Naturreporter

Volle Tropenpracht mitten in Vorpommern

Vorpommern / Lesedauer: 3 min

Eine geradezu tropische Blütenpracht kann bestaunen, wer jetzt einen Ausflug ins Landgrabental unternimmt. Was die DDR-Melioration einst zerstörte, haben Naturschutz-Programme wieder gerichtet.
Veröffentlicht:29.05.2022, 08:45

Von:
  • Norbert Warmbier
Artikel teilen:

Hier, im Flächennaturdenkmal „024 Landgrabenwiesen bei Rebelow“, schreibt der Frühling das schönste Drehbuch. Denn der Mai, der Lieblingsmonat der Deutschen, entfaltet an diesem Ort eine tropische Blütenpracht.
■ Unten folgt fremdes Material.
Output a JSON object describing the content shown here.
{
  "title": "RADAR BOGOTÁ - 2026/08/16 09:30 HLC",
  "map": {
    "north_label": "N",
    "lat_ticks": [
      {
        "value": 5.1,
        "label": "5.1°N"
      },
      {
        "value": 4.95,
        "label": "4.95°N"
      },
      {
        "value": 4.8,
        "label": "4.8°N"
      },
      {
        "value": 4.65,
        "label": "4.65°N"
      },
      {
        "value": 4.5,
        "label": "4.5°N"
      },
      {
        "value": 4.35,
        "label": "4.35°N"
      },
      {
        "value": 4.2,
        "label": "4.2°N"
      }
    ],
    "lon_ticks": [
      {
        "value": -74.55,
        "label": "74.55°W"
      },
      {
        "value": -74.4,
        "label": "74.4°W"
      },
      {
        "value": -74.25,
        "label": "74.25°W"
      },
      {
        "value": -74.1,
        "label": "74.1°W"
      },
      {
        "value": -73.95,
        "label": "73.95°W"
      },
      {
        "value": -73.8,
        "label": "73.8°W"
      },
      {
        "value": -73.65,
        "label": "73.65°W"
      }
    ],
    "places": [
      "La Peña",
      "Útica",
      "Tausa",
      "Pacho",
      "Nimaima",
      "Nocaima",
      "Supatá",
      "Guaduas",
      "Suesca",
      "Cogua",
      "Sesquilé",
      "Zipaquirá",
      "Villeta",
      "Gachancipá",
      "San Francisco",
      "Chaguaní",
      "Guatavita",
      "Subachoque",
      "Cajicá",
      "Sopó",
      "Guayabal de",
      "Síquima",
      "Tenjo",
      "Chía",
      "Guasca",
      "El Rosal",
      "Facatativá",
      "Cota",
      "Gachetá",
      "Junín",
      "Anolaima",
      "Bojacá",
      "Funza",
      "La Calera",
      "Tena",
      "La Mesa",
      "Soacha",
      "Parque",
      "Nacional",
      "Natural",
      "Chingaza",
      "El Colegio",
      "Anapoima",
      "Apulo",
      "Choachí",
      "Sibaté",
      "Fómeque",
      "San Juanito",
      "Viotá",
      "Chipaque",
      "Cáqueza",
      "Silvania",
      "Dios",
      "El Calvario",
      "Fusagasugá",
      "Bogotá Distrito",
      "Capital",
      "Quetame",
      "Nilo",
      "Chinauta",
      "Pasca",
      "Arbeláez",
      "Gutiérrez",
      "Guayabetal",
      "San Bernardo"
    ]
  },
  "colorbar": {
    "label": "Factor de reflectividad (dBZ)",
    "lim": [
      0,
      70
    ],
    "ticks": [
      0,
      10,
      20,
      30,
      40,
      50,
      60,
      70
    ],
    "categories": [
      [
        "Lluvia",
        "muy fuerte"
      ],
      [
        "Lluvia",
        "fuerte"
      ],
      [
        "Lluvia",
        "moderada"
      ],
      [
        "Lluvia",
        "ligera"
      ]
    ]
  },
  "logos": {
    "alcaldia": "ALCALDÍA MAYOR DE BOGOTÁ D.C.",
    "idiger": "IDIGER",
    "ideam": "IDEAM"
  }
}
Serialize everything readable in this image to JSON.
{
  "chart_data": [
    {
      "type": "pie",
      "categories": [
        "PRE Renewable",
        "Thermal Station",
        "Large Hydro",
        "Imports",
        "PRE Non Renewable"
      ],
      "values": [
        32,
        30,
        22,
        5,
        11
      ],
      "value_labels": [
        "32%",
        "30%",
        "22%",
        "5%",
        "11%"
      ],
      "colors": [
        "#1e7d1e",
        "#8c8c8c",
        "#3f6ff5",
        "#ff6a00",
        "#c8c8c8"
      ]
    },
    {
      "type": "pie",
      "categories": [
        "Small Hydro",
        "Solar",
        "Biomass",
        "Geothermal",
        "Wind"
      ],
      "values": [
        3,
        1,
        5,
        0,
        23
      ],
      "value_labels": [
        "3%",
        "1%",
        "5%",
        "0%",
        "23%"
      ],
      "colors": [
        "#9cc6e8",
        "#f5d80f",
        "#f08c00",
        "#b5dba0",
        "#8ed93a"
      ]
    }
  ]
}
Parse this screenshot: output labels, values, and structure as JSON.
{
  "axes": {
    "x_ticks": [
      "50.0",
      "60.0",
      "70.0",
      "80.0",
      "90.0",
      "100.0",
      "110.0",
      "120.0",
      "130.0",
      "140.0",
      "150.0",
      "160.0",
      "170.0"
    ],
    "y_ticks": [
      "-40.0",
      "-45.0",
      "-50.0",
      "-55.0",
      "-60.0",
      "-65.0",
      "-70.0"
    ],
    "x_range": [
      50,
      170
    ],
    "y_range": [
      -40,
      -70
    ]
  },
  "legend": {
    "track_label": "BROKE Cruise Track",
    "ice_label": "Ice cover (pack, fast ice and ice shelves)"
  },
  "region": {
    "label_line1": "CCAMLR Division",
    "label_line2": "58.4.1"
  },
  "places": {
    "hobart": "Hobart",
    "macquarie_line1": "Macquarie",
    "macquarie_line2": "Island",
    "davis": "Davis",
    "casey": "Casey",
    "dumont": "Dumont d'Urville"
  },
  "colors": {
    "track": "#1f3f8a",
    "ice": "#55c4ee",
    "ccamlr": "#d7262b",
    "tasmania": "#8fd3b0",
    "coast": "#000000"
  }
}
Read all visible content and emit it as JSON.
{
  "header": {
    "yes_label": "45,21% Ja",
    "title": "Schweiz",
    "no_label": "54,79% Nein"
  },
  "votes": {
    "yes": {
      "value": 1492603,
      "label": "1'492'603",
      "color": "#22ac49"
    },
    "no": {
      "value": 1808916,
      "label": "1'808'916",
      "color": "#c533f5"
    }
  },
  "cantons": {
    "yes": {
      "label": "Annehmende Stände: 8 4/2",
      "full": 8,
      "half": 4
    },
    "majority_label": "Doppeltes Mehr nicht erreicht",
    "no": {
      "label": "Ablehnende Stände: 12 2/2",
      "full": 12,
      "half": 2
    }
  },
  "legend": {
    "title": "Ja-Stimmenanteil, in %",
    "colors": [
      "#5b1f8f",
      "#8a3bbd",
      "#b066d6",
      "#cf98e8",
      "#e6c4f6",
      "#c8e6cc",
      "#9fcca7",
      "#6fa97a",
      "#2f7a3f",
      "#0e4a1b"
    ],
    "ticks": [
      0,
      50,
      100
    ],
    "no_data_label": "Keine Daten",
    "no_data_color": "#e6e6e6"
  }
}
An den Hängen des Landgrabentals zwischen Zinzow, Rebelow und Rehberg findet sich vielerorts zarte Blütenkunst, und so wurde ein gewaltiger Teil zum Landschaftsschutzgebiet „L 90 Landgrabental“ im Südwesten Vorpommern-Greifswalds geadelt. An den Talhängen hat sich durch die Pflegepläne der Unteren Naturschutzbehörde eine seltene Trockenrasenfläche gebildet und ein bezauberndes Quellmoor erhalten.

Lesen Sie auch: Hallo Vögelchen, flieg nicht so schnell – du wirst gezählt!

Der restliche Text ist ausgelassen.